This week’s opening movies look like they offer more of the same. I Love You, Man looks like another crude comedy about asinine men. The unfortunately titled Knowing looks like more supernaturalism. Duplicity looks like an amalgamation of every jaded picture released since Pulp Fiction created the sneering genre, from that influential Nineties movie to Thank You for Smoking and No Country for Old Men. It even stars the king and queen of babbling smart alecks, Clive Owen and Julia Roberts, who have been down this apparently cynical road before (Inside Man, Children of Men, Closer).

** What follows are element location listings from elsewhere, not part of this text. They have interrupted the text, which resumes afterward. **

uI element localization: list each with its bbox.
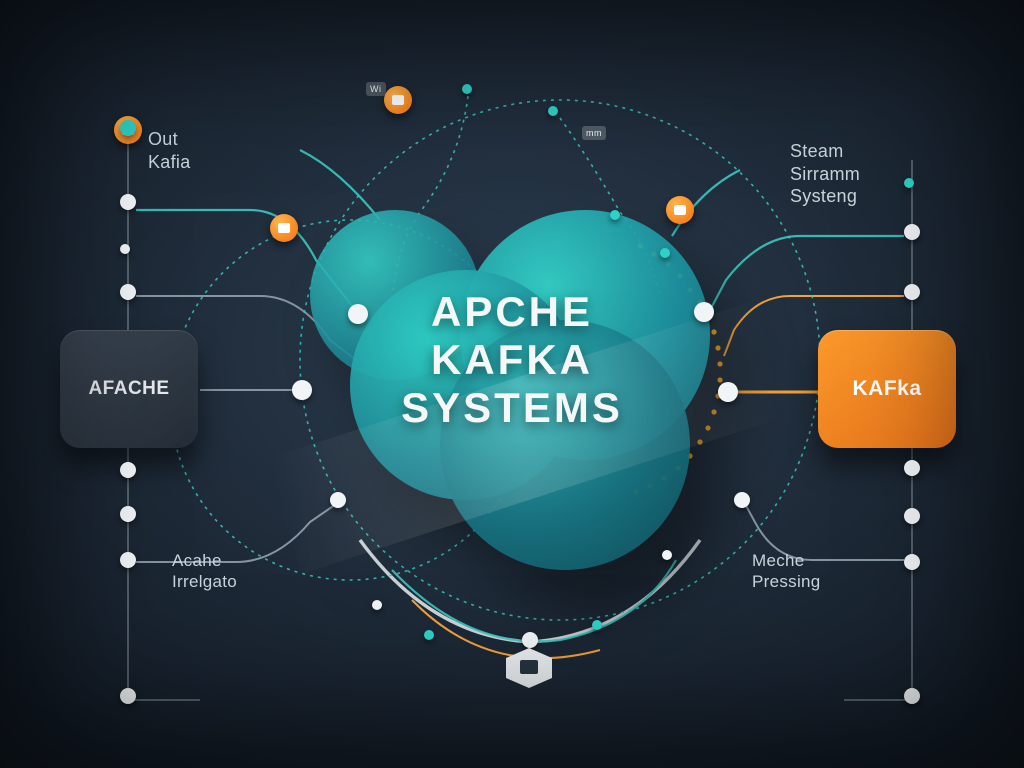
- graph-node: [718, 382, 738, 402]
- graph-node: [904, 224, 920, 240]
- graph-node: [904, 460, 920, 476]
- graph-node: [462, 84, 472, 94]
- graph-node: [424, 630, 434, 640]
- graph-node: [120, 462, 136, 478]
- label-top-right: Steam Sirramm Systeng: [790, 140, 860, 208]
- graph-node: [904, 688, 920, 704]
- tag-mm: mm: [582, 126, 606, 140]
- label-top-left: Out Kafia: [148, 128, 191, 173]
- diagram-canvas: APCHE KAFKA SYSTEMS AFACHE KAFka Out Kaf…: [0, 0, 1024, 768]
- graph-node: [904, 178, 914, 188]
- orange-badge-icon: [666, 196, 694, 224]
- box-afache: AFACHE: [60, 330, 198, 448]
- box-kafka-label: KAFka: [852, 377, 921, 400]
- label-bottom-right: Meche Pressing: [752, 550, 821, 593]
- graph-node: [904, 284, 920, 300]
- graph-node: [660, 248, 670, 258]
- graph-node: [694, 302, 714, 322]
- graph-node: [734, 492, 750, 508]
- hexagon-icon: [506, 648, 552, 688]
- graph-node: [522, 632, 538, 648]
- graph-node: [904, 508, 920, 524]
- graph-node: [548, 106, 558, 116]
- graph-node: [610, 210, 620, 220]
- tag-wi: Wi: [366, 82, 386, 96]
- graph-node: [372, 600, 382, 610]
- graph-node: [330, 492, 346, 508]
- graph-node: [120, 120, 136, 136]
- graph-node: [292, 380, 312, 400]
- graph-node: [348, 304, 368, 324]
- orange-badge-icon: [270, 214, 298, 242]
- graph-node: [120, 284, 136, 300]
- graph-node: [120, 688, 136, 704]
- label-bottom-left: Acahe Irrelgato: [172, 550, 237, 593]
- graph-node: [120, 506, 136, 522]
- graph-node: [592, 620, 602, 630]
- center-title: APCHE KAFKA SYSTEMS: [401, 288, 623, 432]
- graph-node: [904, 554, 920, 570]
- orange-badge-icon: [384, 86, 412, 114]
- box-afache-label: AFACHE: [88, 378, 169, 400]
- box-kafka: KAFka: [818, 330, 956, 448]
- graph-node: [662, 550, 672, 560]
- graph-node: [120, 552, 136, 568]
- graph-node: [120, 244, 130, 254]
- graph-node: [120, 194, 136, 210]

They’re both capable of good work, so we’ll see whether Duplicity’s appearances are deceiving.
The horror movie The Last House on the Left opened with decent ticket sales, finishing in third place, surviving a round of denunciations for its brutality, including one from box office analyst Steve Mason, who wrote in his weekly report that he refuses to see it. Here’s my response to Steve:
“Why is Last House, which dramatizes vengeance for rape (suggested, not shown) considered unacceptable, while The Changeling with its caged, chained, and chopped up molested boys and sadistic fare such as 300, Sin City, and Pulp Fiction are heralded as brilliant? I don’t even like horror [movies], but I see a double standard in an industry that routinely praises torture (Slumdog Millionaire, No Country for Old Men, There Will be Blood).” I don’t understand why Hollywood thinks it’s acceptable to treat only males as subhuman.
Steve replied, saying I have a good point. But he differentiated between what he regards as stylized blood and gore, which he finds tolerable, and scenes depicting a person’s torture, which he does not. Without much competition—it seems everyone knew the unwatchable Watchmen would wipe out in its second week—Race to Witch Mountain opened at the top box office spot.
The nation’s number one movie is a remake of a 1975 pic called Escape to Witch Mountain, which I have managed to avoid. When I was a kid, a movie about a couple of kids on the run from a successful businessman named Aristotle looked stupid. Besides, Kim Richards had to have been the most overexposed child actress in the Seventies. It seemed like she was in everything. Disney is releasing a new DVD of the movie, which I watched, and it’s as stupid as it looks. Poor Ray Milland is imprisoned in a bad script with worse lines as the evil businessman and the kid characters are as likable as a brown paper bag. The DVD includes a techno-trippy video called “Disney Sci-Fi” which is an embarrassment of badly hitched clips without titles and the disc includes the usual round of extras. The studio is also releasing a DVD of the sequel, Return to Witch Mountain, starring Bette Davis.

An older DVD is a better choice—and this one is urgently pertinent to our darkening times. Though available for sale only, The Nazis: A Warning from History is a six-part, 290-minute British Broadcasting Corporation (BBC) production that asks: How could a political party as fundamentally evil as the Nazis come to power? Did the Gestapo really impose themselves by terror on an unwilling population? This quality series, which is not perfect, is neither a proper introduction to the subject nor a philosophical examination of the Nazis. But for those who already grasp the roots of National Socialism—altruism, collectivism, and the notion of faith in, and duty to, the state—the series is interesting, if only for the dozens of interviews with Germans, ordinary people and top-ranked Nazis, who openly demonstrate their total acceptance of dictatorship and every idea the Nazis enacted with horrific results.